Thursday, January 8, 2015

Are You Expressive or Rhetorical?



When I teach courses in Communication, I always start by describing a useful little continuum that shows how different people approach their communication lives.  


On one end of the continuum are “Expressors.”  These are people who feel that real communication comes naturally from within, that words are there to accurately capture how you feel, what you think, who you are. Expressors believe that good communication is mostly unfiltered, unedited, it flows out from you in an authentic, genuine “expression” of how you truly think and feel.  

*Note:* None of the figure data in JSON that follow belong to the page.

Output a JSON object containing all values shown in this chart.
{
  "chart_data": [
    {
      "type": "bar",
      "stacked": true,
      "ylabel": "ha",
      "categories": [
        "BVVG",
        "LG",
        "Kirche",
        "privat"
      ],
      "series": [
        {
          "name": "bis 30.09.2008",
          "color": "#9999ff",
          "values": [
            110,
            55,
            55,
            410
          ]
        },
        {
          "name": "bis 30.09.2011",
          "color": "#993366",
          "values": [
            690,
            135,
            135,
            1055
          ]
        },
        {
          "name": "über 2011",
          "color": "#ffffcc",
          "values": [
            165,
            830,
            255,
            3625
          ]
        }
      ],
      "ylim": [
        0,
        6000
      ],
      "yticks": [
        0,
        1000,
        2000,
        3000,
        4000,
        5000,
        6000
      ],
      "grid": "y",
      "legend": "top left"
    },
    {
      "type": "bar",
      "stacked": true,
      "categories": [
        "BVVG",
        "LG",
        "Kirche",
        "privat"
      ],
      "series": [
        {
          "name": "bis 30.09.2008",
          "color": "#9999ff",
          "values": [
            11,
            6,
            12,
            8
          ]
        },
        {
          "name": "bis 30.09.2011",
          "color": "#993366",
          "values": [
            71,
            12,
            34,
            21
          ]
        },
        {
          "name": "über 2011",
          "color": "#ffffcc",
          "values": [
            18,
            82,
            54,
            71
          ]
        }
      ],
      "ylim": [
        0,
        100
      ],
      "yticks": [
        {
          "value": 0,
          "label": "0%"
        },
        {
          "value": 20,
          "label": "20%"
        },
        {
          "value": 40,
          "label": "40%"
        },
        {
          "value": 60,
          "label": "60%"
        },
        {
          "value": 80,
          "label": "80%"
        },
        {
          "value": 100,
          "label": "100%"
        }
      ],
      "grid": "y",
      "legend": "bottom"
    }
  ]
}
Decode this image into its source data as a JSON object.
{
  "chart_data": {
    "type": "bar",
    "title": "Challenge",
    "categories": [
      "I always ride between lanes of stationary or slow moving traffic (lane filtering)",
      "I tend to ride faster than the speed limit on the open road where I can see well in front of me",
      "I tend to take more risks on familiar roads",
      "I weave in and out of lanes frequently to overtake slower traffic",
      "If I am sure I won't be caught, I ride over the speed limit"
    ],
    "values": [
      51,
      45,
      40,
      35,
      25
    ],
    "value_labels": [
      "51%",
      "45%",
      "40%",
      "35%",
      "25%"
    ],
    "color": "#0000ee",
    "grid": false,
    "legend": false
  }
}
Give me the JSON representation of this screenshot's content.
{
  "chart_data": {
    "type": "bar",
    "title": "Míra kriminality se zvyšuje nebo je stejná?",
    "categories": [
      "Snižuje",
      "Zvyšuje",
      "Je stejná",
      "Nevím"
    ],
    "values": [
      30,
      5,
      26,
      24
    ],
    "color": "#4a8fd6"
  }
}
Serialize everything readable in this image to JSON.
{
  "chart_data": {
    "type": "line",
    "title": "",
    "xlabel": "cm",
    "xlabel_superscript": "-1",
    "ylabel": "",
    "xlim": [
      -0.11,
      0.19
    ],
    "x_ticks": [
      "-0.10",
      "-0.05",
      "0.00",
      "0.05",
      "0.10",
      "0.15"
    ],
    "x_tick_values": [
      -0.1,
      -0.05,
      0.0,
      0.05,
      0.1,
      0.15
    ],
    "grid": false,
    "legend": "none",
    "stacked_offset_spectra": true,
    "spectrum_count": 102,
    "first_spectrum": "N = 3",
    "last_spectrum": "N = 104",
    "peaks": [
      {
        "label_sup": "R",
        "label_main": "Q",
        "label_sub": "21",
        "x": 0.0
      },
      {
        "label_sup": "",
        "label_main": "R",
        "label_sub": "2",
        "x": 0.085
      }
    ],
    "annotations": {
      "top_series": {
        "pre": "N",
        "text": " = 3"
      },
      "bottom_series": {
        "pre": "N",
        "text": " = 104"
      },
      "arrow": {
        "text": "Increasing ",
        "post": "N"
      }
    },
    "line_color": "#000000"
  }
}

On the other end are “Rhetoricians.”  Before “expressing” something, rhetoricians first craft their messages so that they can better achieve their intent. Instead of just “letting it flow,” a rhetorical communicator will first think a little about who is receiving this, how it will be heard, how to adjust the message so it has its best chance for success. Rhetoricians are careful and intellectual about their talk, they want more control over how the communication will flow.


Expressive and Rhetorical theories of communication are both powerful, both valid, both very familiar in the world.  Think about which side you are on, because understanding where you stand on these theories is important if you’re trying to improve your communication experiences, skills, and outcomes.  


Here are a few bullet points about each of these theories that can help you better understand the strengths and weaknesses of each.


*  Expressive v. Rhetorical camps naturally war with each other.  “You just blurt out whatever’s in your head!”  “You never say what you really, really think.” This also means they usually mis-understand each other, and misrepresent each other to others.

*  No one is exclusively just an expressor or just a rhetorician.  We all edit our messaging somewhat, and we all express our thoughts and feelings without censorship sometimes.  But people tend to be more toward full-on Expressiveness, or more toward full-on Rhetoricalness.

*  Rhetoricians value being adaptive. They are open to new techniques, in fact, they avidly want to learn new techniques, and perfect techniques they already use.  Expressors often want to get better at expression -- ie, to really capture and clearly communicate their feelings -- but they tend to pull back from “artificially” learning techniques that don’t feel natural or authentic to them.

*  Rhetoricians can be authentic expressors, but they can also use “authentic expressiveness” as a technique to influence others (esp if they are influencing expressors who are only comfortable with other expressors).

*  Both Expression and Rhetoric have moral strengths and failures.  If you are truly expressing your inner thoughts in an honest way, then you would be constantly saying awful things to people, and no one is ever completely and unbendingly honest (we’d hunt you down as a social monster if you were). However, if you never express your true inner states (ie, politicians, at least in public), then you’ll probably go nuts as a human being.  And being rhetorical doesn’t simply mean being fake or “manipulating others,” it means trying to craft messages so they accomplish something that’s important to you (and, at least in good moral rhetoric, accomplish things that are also important and valuable to the person to whom you’re directing those messages).